Gold inched to a fresh record high of 1,989 on Monday before pulling slightly back as rising infection cases and a turbulent budget debate in the US shifted more funds towards safe havens.
The yellow metal has been in the green over the past eight weeks, building its two-year-old uptrend above its simple moving averages (SMAs). While the positive trajectory keeps the bias positive, some caution should be warranted as a bearish divergence seems to be forming between the price and the momentum indicators. Unlike the price, the RSI and the Stochastics did not search fresh peaks in the overbought zone but reversed lower instead. Moreover, the MACD has been rising at a slower pace recently, signalling that the bullish action may be losing steam.

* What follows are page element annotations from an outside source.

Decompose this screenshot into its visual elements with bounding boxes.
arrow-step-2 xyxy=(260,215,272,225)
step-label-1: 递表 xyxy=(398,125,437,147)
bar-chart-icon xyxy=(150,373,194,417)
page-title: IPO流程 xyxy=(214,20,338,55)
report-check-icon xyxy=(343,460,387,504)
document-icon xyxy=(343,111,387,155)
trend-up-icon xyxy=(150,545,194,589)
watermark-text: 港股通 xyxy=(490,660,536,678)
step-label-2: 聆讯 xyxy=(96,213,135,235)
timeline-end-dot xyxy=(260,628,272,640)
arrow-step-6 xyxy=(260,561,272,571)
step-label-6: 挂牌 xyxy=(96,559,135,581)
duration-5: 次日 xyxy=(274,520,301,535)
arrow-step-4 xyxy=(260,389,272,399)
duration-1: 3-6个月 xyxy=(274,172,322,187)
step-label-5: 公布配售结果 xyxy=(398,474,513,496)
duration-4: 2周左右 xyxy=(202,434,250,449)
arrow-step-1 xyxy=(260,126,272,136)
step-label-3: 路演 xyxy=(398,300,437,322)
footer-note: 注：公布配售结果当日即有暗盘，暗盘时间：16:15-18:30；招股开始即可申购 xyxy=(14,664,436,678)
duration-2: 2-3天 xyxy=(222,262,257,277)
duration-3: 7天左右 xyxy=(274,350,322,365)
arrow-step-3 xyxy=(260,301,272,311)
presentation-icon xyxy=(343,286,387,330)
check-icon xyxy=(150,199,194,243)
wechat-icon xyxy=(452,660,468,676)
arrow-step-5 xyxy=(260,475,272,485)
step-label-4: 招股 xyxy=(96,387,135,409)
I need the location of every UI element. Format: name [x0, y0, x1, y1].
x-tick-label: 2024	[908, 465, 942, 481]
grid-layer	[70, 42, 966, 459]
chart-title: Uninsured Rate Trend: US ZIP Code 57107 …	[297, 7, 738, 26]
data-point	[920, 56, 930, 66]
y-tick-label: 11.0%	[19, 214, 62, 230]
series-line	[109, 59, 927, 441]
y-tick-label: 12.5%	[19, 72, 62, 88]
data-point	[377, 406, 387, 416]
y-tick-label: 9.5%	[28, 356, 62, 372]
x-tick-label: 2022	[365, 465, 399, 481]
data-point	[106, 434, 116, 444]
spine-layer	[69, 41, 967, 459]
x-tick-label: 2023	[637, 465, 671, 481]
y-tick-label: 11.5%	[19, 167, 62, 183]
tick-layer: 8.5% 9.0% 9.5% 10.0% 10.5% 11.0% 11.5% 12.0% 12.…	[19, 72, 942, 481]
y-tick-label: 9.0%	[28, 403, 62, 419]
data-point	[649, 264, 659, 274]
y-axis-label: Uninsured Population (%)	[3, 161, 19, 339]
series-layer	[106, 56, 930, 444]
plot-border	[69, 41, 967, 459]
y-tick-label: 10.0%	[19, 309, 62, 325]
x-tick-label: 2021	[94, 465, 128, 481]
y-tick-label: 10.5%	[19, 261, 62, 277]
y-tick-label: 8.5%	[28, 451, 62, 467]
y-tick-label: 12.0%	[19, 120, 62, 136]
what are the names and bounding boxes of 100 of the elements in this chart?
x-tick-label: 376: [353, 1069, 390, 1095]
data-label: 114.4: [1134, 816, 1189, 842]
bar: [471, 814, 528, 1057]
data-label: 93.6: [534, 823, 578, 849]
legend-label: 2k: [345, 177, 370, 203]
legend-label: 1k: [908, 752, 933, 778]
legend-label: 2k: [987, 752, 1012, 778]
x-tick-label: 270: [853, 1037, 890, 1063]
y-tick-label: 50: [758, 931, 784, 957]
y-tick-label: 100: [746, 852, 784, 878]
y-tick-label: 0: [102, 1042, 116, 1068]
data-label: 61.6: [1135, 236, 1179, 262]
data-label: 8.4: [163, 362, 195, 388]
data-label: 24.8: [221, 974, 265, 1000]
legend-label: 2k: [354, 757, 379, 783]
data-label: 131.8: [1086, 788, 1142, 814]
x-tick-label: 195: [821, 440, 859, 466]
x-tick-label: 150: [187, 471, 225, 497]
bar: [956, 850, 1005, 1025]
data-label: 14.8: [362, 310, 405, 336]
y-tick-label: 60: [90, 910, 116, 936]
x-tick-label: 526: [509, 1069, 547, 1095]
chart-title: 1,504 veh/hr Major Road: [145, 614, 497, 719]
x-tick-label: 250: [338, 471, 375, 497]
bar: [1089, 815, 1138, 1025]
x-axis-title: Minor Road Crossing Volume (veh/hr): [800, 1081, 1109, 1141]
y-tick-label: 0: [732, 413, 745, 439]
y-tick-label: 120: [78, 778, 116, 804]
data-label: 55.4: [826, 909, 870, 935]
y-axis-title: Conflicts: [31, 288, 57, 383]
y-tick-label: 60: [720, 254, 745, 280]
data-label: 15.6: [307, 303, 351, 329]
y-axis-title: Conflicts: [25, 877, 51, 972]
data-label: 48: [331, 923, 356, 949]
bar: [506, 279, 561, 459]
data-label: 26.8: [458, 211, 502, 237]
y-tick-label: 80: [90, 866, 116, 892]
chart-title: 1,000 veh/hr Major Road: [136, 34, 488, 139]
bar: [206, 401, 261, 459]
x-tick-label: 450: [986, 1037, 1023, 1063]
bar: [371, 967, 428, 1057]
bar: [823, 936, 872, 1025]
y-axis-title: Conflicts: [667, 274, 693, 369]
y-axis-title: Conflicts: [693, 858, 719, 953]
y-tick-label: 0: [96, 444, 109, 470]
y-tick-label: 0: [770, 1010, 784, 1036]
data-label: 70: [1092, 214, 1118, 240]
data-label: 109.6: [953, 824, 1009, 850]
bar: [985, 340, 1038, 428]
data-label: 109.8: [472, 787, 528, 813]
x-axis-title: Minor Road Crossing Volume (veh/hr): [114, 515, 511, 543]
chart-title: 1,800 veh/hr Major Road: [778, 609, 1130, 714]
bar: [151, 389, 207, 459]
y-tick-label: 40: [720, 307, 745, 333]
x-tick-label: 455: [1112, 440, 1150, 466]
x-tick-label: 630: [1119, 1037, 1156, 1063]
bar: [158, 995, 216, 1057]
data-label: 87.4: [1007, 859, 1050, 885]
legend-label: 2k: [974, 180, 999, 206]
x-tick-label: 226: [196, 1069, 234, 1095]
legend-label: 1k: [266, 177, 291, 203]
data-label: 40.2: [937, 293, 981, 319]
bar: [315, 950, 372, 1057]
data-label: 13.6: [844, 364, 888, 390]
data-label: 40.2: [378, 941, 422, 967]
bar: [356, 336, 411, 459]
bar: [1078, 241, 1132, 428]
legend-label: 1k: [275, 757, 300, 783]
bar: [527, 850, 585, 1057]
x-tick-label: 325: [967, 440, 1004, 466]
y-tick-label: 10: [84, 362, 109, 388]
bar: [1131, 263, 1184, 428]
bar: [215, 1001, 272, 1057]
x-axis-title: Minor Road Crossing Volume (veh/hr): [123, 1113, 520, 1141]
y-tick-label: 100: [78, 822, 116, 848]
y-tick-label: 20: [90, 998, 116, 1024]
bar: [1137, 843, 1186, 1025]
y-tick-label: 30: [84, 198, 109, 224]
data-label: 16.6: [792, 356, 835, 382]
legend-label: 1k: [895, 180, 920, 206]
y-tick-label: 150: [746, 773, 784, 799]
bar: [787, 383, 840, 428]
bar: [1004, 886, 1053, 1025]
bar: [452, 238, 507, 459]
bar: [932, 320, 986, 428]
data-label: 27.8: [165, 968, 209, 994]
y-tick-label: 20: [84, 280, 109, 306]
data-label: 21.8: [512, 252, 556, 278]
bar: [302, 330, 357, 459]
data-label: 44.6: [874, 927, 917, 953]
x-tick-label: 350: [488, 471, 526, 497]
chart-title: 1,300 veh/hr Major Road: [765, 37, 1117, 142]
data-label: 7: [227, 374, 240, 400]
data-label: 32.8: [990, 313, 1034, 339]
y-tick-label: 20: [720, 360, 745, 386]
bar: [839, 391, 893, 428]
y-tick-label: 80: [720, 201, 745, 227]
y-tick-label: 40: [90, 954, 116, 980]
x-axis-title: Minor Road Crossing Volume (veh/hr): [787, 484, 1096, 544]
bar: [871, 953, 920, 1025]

Nevertheless, gold has been facing strong support around 1,939 over the past few days, while a bit lower, the red Tenkan-sen line at 1,913 has also been restrictive to downside corrections, so the bears may not take full control as long as these barriers remain in place. In the event the latter falls apart, selling pressure could accelerate towards the 20-day SMA at 1,870, a break of which could immediately see the retest of the ascending trendline. Another step lower would put the uptrend at risk, likely bringing the 50-day SMA at 1,789 next under the spotlight.
In the positive scenario where the bulls keep the lead, the price may attempt to cross above the 2,000 level and rally towards the 2,050 and 2,100 psychological levels.
Summarizing, gold is sending cautiously bullish short-term signals. However, no decline could raise concerns other than a decisive close below the 1,939-1,913 area.